On the other hand, you might have responded by generating a mental litany of objections or dismissals, shrugged it off as unimportant, or maybe simply felt your eyes glaze over halfway through. You reassure yourself that libraries, librarians and library services don’t need to evolve drastically because there hasn’t been a drastic drop-off in usage. Things don’t need to change because that’s the way we’ve always done it and it works fine, thank you very much. Libraries will persevere because libraries have always persevered.
For the most convinced and assured, there’s not much to be said that would persuade them otherwise. But those in disagreement with the manifesto, while still skeptical, remember this – your ignorance will not protect you. Society is experiencing radical shifts as a result of technology, globalization and other upheavals. The library as a static, rigid institution will be marginalized, minimized and eventually extinct if it fails to embrace profound change.
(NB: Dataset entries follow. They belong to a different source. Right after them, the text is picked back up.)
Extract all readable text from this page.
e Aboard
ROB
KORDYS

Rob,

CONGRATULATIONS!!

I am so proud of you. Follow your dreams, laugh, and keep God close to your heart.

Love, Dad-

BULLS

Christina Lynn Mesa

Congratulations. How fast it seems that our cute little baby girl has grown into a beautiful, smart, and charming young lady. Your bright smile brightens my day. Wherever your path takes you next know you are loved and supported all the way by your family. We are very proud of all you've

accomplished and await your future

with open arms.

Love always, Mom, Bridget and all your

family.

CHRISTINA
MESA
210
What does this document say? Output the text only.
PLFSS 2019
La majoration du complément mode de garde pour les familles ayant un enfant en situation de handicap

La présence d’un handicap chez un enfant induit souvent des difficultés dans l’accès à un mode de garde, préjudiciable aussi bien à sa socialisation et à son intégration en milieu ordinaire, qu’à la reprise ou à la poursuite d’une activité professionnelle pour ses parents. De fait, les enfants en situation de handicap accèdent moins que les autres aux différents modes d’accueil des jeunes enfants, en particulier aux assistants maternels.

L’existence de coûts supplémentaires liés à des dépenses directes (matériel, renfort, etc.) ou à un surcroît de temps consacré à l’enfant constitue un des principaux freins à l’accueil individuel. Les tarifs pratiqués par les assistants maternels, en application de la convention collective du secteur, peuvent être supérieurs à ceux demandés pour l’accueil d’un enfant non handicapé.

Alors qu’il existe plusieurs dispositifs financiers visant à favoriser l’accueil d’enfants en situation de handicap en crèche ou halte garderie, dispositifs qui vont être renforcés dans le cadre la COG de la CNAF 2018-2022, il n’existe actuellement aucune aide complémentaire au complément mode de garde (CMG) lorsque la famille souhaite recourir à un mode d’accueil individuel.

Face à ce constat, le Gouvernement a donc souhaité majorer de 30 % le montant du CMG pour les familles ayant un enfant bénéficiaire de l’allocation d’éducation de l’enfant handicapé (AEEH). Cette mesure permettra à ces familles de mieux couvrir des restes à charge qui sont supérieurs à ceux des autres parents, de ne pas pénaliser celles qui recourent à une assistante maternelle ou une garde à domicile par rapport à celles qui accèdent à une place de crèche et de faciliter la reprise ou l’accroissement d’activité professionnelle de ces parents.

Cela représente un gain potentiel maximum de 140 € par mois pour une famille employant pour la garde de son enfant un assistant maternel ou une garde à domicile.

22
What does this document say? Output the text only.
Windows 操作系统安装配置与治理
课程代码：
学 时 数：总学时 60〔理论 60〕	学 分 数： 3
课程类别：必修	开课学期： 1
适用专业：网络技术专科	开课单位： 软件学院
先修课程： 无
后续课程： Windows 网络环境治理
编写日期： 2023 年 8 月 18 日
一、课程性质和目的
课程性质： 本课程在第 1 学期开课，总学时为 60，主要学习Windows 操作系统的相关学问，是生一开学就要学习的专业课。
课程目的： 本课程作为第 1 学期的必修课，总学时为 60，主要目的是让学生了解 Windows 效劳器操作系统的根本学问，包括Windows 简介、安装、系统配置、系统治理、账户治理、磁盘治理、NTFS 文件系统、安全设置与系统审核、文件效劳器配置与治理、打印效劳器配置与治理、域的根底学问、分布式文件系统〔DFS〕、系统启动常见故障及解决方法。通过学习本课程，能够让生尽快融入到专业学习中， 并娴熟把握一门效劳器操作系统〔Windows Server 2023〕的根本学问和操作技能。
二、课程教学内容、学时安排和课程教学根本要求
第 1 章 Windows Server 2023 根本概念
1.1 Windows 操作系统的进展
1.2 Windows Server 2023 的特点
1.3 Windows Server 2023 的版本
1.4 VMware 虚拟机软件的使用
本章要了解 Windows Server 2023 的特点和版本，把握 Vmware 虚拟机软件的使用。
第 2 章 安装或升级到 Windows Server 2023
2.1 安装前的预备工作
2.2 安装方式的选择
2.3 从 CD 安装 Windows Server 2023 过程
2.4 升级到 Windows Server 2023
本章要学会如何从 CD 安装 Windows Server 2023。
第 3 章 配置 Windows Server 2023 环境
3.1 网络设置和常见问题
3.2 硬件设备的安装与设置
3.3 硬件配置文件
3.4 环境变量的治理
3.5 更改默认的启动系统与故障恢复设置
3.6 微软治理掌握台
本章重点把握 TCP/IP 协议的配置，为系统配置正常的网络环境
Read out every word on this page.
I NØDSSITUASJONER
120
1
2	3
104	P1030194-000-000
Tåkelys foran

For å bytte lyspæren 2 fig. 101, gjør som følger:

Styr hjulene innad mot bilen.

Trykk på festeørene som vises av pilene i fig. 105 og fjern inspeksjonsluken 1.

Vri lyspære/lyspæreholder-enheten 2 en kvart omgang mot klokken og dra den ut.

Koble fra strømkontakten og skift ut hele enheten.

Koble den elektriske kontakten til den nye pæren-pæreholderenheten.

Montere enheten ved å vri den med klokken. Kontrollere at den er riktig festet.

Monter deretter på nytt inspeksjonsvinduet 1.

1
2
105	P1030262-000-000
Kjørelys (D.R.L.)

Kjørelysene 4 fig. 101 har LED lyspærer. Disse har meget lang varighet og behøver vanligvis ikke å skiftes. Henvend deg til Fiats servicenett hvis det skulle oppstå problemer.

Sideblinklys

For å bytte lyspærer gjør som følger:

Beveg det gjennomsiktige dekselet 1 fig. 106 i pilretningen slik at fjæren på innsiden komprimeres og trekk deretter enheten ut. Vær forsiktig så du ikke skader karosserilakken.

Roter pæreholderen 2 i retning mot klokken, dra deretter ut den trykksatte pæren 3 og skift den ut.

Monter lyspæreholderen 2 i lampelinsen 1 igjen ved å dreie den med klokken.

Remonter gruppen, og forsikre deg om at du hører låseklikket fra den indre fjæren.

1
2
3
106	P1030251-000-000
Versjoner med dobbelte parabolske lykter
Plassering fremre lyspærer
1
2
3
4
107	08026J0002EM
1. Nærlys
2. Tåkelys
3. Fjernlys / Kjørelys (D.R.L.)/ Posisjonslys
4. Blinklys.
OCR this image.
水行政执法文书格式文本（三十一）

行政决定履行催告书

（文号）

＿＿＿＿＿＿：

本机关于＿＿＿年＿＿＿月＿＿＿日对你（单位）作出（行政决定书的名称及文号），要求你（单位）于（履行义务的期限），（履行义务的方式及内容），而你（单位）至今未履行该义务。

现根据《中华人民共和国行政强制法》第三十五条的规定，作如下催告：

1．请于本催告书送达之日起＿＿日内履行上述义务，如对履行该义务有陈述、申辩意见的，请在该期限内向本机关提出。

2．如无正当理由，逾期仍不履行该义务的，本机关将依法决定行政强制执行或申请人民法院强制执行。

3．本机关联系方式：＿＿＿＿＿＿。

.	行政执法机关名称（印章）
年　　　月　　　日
The library is only as adaptable as its employees and policies. Everyone in an organization must express a willingness to try the new and progressive for large, positive changes to be possible. Everyone, especially management, must be willing to take risks and accept that some changes will falter or fail along the way. Approach the library as a user who is not entrenched in library lingo or culture, with intent to remove or reduce the obstacles and policies that clutter their way.
Ultimately though, this is all so much talk. And as they say, talk is cheap. It’s up to you to shed ignorance, take action, instigate change, and evolve your library.